Container-grown food can be very tasty. It needn’t matter whether you’re using heritage or modern varieties: the secret is good fruit-ripening sunlight for releasing sugars, good compost and regular feeding to top up compost nutrients.

And freshly picked home-grown is usually tastier than shop-bought because fruit and veg flavour weakens after picking.

We can’t do anything about the sun, which may explain why some tomatoes from warmer climes than Scotland are sometimes very tasty. But we do control how our plants are grown.

Fruit from plants grown in the open ground often taste best because the tomatoes, strawberries, raspberries or cucumbers extract nutrients with the help of soil organisms.

So if plants are to do as well in pots, they need a good, steady feeding regime.

I know I keep banging on about the virtues of home compost, but it is crammed with living soil organisms and micronutrients.

And, since commercial compost is sterile it is never as good, even when its chemicals are well-balanced.

Over the years, I regularly compare both materials and always enjoy a larger crop of tastier tomatoes from home-made compost.

But whatever kind of compost you use, you have to keep it in good heart by feeding plants regularly. Weekly when the plants are flowering and twice weekly when the fruits are developing.

At this flowering and fruiting stage, plants need the larger potassium intake they’ll get from liquid tomato feeds like Tomorite.

An excellent free alternative is liquid from comfrey plants grown in the garden. I look to produce 40-50 litres of the stuff every year, extracting juice exclusively from the leaves.

I place a weighted bucket on top of the leaves in the barrel, with a washing up bowl beneath the barrel to collect the liquid from holes drilled in the bottom of the barrel.

I wouldn’t consider soaking the leaves in a barrel of water as is often wrongly recommended. Believe me, this method releases a revolting stink, so if you respect your nose, you’ll follow my method and add more water to a richer brew after fermentation.

This feed can be used for other container-grown veg like peppers and cucumbers as well as ornamentals. With edibles, start feeding weekly, following manufacturer’s recommended doses. With liquid comfrey I use 100ml per 5 litres of water.

For best results the feed must stay in the pot and not be washed though too quickly.

This starts happening when the compost begins to lose structure after 2 - 3 months.

The surface dries out and shrinks, exposing more of the root collar.

Help to prevent nutrient loss by applying a top dressing like wormcast, leafmould or a layer of commercial compost.

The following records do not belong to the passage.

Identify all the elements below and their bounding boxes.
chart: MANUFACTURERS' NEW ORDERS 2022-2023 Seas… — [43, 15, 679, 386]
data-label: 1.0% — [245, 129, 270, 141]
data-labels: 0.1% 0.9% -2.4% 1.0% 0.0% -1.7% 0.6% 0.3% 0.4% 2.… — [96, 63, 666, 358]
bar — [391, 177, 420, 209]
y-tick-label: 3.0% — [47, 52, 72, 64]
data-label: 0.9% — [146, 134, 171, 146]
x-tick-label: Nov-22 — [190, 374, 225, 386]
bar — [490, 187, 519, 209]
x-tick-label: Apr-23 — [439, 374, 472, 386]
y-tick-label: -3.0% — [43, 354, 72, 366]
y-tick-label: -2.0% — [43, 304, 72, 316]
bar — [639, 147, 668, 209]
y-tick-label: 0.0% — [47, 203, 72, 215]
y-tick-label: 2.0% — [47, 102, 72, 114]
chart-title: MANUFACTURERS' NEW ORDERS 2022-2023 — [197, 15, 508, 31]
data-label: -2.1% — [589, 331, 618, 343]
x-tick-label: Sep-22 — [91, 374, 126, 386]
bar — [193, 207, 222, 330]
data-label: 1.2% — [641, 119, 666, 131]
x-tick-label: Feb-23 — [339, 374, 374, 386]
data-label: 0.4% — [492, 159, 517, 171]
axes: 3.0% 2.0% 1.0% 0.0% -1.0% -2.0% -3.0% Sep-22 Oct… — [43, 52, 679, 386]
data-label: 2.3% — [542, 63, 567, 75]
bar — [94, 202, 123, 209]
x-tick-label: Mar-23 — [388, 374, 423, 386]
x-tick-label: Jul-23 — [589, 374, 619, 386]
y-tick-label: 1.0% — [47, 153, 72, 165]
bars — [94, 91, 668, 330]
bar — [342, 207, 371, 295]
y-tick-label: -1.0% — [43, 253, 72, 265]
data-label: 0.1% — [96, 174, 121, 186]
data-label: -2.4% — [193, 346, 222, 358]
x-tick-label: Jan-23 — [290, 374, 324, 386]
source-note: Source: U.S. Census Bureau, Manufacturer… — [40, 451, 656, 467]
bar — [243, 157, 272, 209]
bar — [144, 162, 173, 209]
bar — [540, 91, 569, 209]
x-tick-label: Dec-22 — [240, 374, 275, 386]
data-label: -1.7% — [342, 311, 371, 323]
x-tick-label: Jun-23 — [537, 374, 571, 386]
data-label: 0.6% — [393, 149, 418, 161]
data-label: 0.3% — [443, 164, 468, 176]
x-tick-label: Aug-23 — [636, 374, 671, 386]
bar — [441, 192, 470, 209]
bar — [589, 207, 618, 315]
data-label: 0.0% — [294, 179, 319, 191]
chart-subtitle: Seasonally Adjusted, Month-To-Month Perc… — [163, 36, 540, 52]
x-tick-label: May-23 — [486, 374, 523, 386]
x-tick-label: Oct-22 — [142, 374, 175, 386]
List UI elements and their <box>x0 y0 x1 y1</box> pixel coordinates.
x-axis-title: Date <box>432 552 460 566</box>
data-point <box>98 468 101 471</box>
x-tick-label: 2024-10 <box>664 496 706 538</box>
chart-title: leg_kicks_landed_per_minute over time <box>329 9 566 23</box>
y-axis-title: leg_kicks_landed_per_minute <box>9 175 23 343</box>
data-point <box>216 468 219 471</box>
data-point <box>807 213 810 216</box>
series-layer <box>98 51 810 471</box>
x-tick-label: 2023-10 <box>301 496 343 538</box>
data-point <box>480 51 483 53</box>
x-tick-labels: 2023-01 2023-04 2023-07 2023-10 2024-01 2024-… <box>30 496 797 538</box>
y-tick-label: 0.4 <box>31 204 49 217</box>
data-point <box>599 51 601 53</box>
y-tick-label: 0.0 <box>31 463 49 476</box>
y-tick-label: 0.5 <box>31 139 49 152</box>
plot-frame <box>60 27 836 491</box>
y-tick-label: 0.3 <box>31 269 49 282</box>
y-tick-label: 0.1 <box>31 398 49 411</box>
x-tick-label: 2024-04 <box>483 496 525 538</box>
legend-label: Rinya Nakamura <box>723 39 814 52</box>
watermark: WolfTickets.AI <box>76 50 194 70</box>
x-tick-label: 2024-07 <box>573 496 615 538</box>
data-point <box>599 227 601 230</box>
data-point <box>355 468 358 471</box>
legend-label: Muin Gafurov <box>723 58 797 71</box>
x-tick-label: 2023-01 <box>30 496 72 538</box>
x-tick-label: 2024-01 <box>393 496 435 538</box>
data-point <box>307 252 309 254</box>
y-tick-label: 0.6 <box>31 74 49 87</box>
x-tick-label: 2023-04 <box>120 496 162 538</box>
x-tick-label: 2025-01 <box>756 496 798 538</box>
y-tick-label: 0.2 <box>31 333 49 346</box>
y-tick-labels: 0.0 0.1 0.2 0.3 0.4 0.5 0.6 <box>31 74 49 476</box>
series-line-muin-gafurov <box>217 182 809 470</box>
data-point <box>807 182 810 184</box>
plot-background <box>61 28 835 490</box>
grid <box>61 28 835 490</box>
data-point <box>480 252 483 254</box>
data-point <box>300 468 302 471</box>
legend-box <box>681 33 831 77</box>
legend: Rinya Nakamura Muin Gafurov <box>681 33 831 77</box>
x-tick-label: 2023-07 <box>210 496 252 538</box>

You could even use last year’s compost to simply act as a mulch. When applying the feed, first water the pot as usual to get the soil moist and receptive, following this with the liquid feed.

Plant of the week

Salvia elegans, Pineapple sage, is a tender shrub with soft, aromatic foliage that begs to be stroked. In summer it bears a long succession of brilliant red flowers on tall spikes. It needs sun and shelter so is best grown in a really large pot and overwintered in a frost free shed or greenhouse. Older plants start flowering earlier but all will put on a spectacular show until the autumn weather gets really chilly.